Barrado no IFPI, almoço em Teresina e cafezinho no Maranhão (10º dia)
10º dia - 07/04/2022
Finalmente consegui acordar depois das 4 da manhã. Atualização das escritas, movimentação na casa porque o Padre Erlan estava de saída para visitar a mãe em Piripiri e hoje fiz o café. O plano estava mantido e seguiríamos, eu e o Padre Alexandre, ao centro de Teresina para que finalmente eu pudesse ter uma noção de como era a configuração da capital naquela região.
Saímos logo depois do café no sentido centro. Passamos rapidamente na paróquia porque eu precisava combinar uma carona para a rodoviária no domingo e a Rosália ia me dar uma força porque os padres estariam envolvidos com as missas e demais afazeres. Dali, seguimos margeando o Rio Poty. Na avenida que o acompanha avistamos placas sobre travessia de animais que advertem e assustam ao mesmo tempo. Se estão ali, devem fazer sentido. Que tal se deparar com um jacaré no meio da caminhada matinal?
| Placas de sinalização que encontramos no caminho ao longo do rio. |
Ao chegar, me dei conta que todos aqueles prédios que podemos avistar de diferentes pontos da cidade, estão, na verdade, na zona leste da cidade. A região central é bem diferente daqueles lugares nervosos que estamos acostumados a ver em grandes metrópoles. O centro de Teresina conserva uma atmosfera bem interiorana, no melhor sentido, há planejamento na geometria das ruas, não possui prédios altos, tem muitas casas e um comércio bem aquecido. Aquecido também estava o clima: que calor!
Depois de estacionar o carro na rua 13 de Maio, ao lado da Praça Pedro II (com esses nomes me sinto em Petrópolis), fomos até a Central de Artesanato Mestre Dezinho onde foi possível ter uma noção do comércio mais ligado ao cultural. Lá também funciona escola de balé e pelo que percebi, tem outras atividade. Ali bem perto fica o palácio do governo estadual, a residência do bispo, a catedral metropolitana e, o Instituto Federal do Piauí (IFPI), instituição irmã do Cefet onde trabalho e tudo mais. Quase 11 da manhã e o sol parecia ser exclusivo para cada pessoa. Me animei em me identificar como professor e que gostaria de visitar o local. Estavam em ritmo aparentemente normal de ensino presencial, guardadas as restrições ainda necessárias. Fui barrado porque estava de bermuda.
| O IFPI com seu sol exclusivo. |
Só farei um comentário hiperbólico sobre este episódio uma vez que a "providência" enviou um sinal enquanto o vigilante e uma gentil funcionária dialogavam comigo: uma jovem senhora deixava o prédio usando um vestido colante cuja bainha possivelmente subiria alguns palmos acima de seu umbigo se ela respirasse profundamente mas, isso não vem ao caso.

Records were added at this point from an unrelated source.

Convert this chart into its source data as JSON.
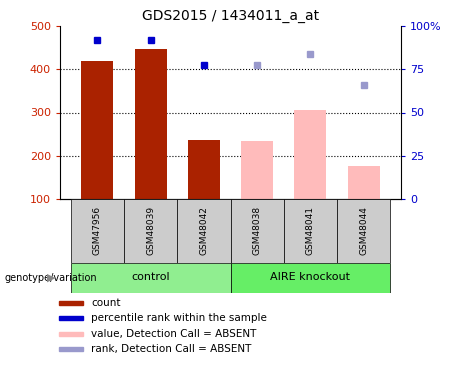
{
  "title": "GDS2015 / 1434011_a_at",
  "samples": [
    "GSM47956",
    "GSM48039",
    "GSM48042",
    "GSM48038",
    "GSM48041",
    "GSM48044"
  ],
  "bar_values": [
    420,
    448,
    237,
    234,
    305,
    175
  ],
  "bar_colors": [
    "#AA2200",
    "#AA2200",
    "#AA2200",
    "#FFBBBB",
    "#FFBBBB",
    "#FFBBBB"
  ],
  "dot_values_left": [
    468,
    468,
    410,
    410,
    435,
    363
  ],
  "dot_colors": [
    "#0000CC",
    "#0000CC",
    "#0000CC",
    "#9999CC",
    "#9999CC",
    "#9999CC"
  ],
  "ylim_left": [
    100,
    500
  ],
  "ylim_right": [
    0,
    100
  ],
  "yticks_left": [
    100,
    200,
    300,
    400,
    500
  ],
  "yticks_right": [
    0,
    25,
    50,
    75,
    100
  ],
  "ytick_labels_right": [
    "0",
    "25",
    "50",
    "75",
    "100%"
  ],
  "grid_values": [
    200,
    300,
    400
  ],
  "control_label": "control",
  "knockout_label": "AIRE knockout",
  "genotype_label": "genotype/variation",
  "legend_items": [
    {
      "label": "count",
      "color": "#AA2200"
    },
    {
      "label": "percentile rank within the sample",
      "color": "#0000CC"
    },
    {
      "label": "value, Detection Call = ABSENT",
      "color": "#FFBBBB"
    },
    {
      "label": "rank, Detection Call = ABSENT",
      "color": "#9999CC"
    }
  ],
  "bar_width": 0.6,
  "fig_bg": "#ffffff",
  "left_color": "#CC2200",
  "right_color": "#0000CC"
}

A cidade tem realmente muitas praças e dali descemos no sentido do rio Parnaíba porque havia a possibilidade de atravessarmos para o Maranhão numa balsa. Sim, eu disse Maranhão: basta atravessar o rio. Detalhe: começamos margeando o rio Poty e ao longo da via passamos pelo encontro das águas e por isso temos agora o outro rio. No caminho entramos na Matriz de Nossa Senhora do Amparo que está em reforma há alguns anos (obra de igreja) e lá encontramos o Padre José de Pinho que nos recebeu e explicou de forma entusiasmada toda aquela empreitada. Eu, como sempre e desde a época com as religiosas na Amazônia, apresentado como missionário. Mais cedo lá na paróquia, também fui apresentado como missionário para duas senhoras que logo me ofereceram abrigo. O Padre Alexandre se diverte com isso e não perde a chance de me mangar.
| Marco Zero que não é zero e os padres ao fundo. |
| Praça da Bandeira com as torres da igreja ao fundo. |
- Na ponte:
- Nós do outro lado
- Voltando pela ponte metálica:
Há um shopping do outro lado onde conseguimos tomar um café fresco enquanto o padre antropólogo dialogava com a atendente sobre as comunidades ribeirinhas naquela margem do rio. Ela se prontificou a ver com um amigo naquele mesmo momento e saímos de lá com várias anotações para os trabalhos futuros do Padre Alexandre.
Retornamos antes do temporal que se anunciava e que caiu de forma isolada em alguns pontos da cidade. Nada mais a fazer no restante do dia a não ser recuperar o fôlego tomado pelo calor. Aproveitei para colocar algumas coisas em dia, ler (muitas e muitas referências e dicas do Padre Alexandre) e finalizei a noite assistindo um filme argentino (adoro por sinal), Granizo, com Guillermo Francella. Imperdível!!!